东皇太一站在盘古真身面前。混沌钟悬在他头顶,钟身已经裂了。他的本命精血快烧完了,头发从根开始变白,脸上出现了皱纹。他在衰老。
盘古真身再次举起巨斧。
东皇太一回头看了一眼。应龙已经飞远了,看不见了。他笑了一下。
“下辈子,我还娶你。”
他燃烧了最后的本命精血,催动混沌钟。
钟声响了。
不是攻击的钟声,是自爆的钟声。
混沌钟炸开,碎片四射,击穿盘古真身的胸膛。盘古真身轰然倒塌,十二祖巫被反噬,五个当场毙命,剩下的七个重伤。

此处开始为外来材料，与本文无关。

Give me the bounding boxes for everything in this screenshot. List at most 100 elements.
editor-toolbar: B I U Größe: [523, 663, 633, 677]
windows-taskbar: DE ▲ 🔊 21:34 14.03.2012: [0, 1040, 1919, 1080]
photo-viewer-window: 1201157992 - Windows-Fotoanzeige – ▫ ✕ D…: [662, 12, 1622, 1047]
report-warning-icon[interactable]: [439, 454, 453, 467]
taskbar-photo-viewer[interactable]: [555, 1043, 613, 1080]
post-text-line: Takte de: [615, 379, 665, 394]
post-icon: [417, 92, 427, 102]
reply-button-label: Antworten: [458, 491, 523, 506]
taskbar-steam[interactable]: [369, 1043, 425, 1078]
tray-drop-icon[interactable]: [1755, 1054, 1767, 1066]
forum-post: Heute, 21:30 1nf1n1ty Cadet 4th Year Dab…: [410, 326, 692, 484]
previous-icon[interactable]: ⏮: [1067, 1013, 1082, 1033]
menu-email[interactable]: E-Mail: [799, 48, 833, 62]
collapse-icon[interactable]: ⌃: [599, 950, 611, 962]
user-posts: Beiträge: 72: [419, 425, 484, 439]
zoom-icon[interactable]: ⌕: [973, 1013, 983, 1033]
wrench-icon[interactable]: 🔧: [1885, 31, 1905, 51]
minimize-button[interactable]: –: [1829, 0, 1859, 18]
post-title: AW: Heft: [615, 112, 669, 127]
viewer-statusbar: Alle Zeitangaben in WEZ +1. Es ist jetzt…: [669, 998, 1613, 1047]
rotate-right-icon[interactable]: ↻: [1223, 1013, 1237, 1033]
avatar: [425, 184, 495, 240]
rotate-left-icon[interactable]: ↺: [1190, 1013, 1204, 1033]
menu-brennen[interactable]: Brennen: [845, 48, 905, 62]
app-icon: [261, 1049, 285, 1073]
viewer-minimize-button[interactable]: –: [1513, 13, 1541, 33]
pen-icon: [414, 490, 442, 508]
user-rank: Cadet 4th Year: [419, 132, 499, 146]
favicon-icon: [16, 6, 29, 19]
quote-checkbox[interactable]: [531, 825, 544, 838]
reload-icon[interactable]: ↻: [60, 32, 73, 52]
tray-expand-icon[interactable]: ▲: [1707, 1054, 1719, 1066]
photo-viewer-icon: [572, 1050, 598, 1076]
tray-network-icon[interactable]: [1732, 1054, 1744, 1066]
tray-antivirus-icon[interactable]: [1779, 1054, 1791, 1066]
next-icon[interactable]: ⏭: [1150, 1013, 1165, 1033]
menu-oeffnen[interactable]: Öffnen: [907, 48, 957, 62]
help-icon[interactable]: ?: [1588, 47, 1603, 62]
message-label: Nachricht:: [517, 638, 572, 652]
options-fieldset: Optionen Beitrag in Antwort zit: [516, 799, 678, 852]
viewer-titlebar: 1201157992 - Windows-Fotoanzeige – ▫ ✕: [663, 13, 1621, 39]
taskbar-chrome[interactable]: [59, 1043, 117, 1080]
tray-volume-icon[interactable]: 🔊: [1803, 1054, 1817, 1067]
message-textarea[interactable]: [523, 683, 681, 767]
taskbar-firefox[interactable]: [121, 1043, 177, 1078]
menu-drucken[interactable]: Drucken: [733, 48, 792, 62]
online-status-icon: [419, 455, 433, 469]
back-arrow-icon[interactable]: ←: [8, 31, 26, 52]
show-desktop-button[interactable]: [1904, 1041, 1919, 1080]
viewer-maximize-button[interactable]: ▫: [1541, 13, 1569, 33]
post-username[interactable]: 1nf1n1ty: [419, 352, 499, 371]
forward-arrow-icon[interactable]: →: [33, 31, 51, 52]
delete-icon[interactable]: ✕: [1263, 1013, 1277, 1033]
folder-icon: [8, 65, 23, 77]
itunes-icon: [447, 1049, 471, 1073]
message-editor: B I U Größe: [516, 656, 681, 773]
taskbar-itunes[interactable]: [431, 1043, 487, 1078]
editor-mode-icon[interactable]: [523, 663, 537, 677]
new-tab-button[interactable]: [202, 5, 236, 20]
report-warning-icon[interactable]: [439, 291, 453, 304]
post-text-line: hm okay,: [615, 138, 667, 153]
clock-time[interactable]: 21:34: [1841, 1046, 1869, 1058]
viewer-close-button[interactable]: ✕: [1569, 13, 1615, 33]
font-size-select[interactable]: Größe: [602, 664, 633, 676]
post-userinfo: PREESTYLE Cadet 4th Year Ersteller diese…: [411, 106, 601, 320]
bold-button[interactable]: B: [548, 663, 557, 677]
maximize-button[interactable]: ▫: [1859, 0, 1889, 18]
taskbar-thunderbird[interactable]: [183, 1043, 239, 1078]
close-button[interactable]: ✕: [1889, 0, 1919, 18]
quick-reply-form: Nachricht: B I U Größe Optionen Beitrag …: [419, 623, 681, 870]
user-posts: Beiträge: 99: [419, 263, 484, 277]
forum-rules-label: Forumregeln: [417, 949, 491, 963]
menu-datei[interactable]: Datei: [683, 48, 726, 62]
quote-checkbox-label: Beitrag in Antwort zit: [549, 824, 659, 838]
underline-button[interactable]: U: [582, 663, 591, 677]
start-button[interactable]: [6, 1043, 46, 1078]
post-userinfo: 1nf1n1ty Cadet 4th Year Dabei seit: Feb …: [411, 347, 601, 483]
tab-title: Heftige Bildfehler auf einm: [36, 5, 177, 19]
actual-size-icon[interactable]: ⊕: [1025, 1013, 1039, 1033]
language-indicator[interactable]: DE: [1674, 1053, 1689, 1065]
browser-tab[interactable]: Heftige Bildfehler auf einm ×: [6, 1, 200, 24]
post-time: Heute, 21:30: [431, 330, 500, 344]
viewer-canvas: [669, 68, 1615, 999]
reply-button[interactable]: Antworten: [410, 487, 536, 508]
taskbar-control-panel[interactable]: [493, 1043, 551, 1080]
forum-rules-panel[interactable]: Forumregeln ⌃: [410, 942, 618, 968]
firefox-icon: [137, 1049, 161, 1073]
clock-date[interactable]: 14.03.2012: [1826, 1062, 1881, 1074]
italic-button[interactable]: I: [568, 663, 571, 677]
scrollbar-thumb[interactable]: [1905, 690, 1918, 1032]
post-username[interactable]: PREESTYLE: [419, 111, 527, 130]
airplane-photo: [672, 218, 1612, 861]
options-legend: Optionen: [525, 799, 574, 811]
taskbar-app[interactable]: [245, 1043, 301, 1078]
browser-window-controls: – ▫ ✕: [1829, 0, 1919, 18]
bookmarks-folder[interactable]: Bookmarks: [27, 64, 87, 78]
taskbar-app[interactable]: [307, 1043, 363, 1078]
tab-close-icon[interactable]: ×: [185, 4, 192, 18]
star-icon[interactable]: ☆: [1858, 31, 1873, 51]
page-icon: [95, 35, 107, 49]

东皇太一从天上掉下来。他的身体在燃烧,太阳真火从他体内喷出,烧尽了他的一切。他落在战场上,落在巫族和妖族的尸体中间。
他望着天空,望着应龙飞走的方向。
闭上了眼睛。
恒娥站在广寒宫前。月亮在她脚下,冰冷,寂静。她回头看了一眼人间。她看不见大羿,但她知道他在地上。
“等我。”
她轻声说。
然后转身,走进广寒宫。
阵眼亮起。十二都天星辰大阵开始运转。月亮比任何时候都亮。
大羿跪在焦土上,抬起头,看见了那轮月亮。
他不知道,那是恒娥在看他。
帝江举起盘古巨斧。
“最后一击!”
七个祖巫燃烧最后的精血,注入盘古真身。巨斧再次举起,对准天庭。
天塌了。砸在所有人头上。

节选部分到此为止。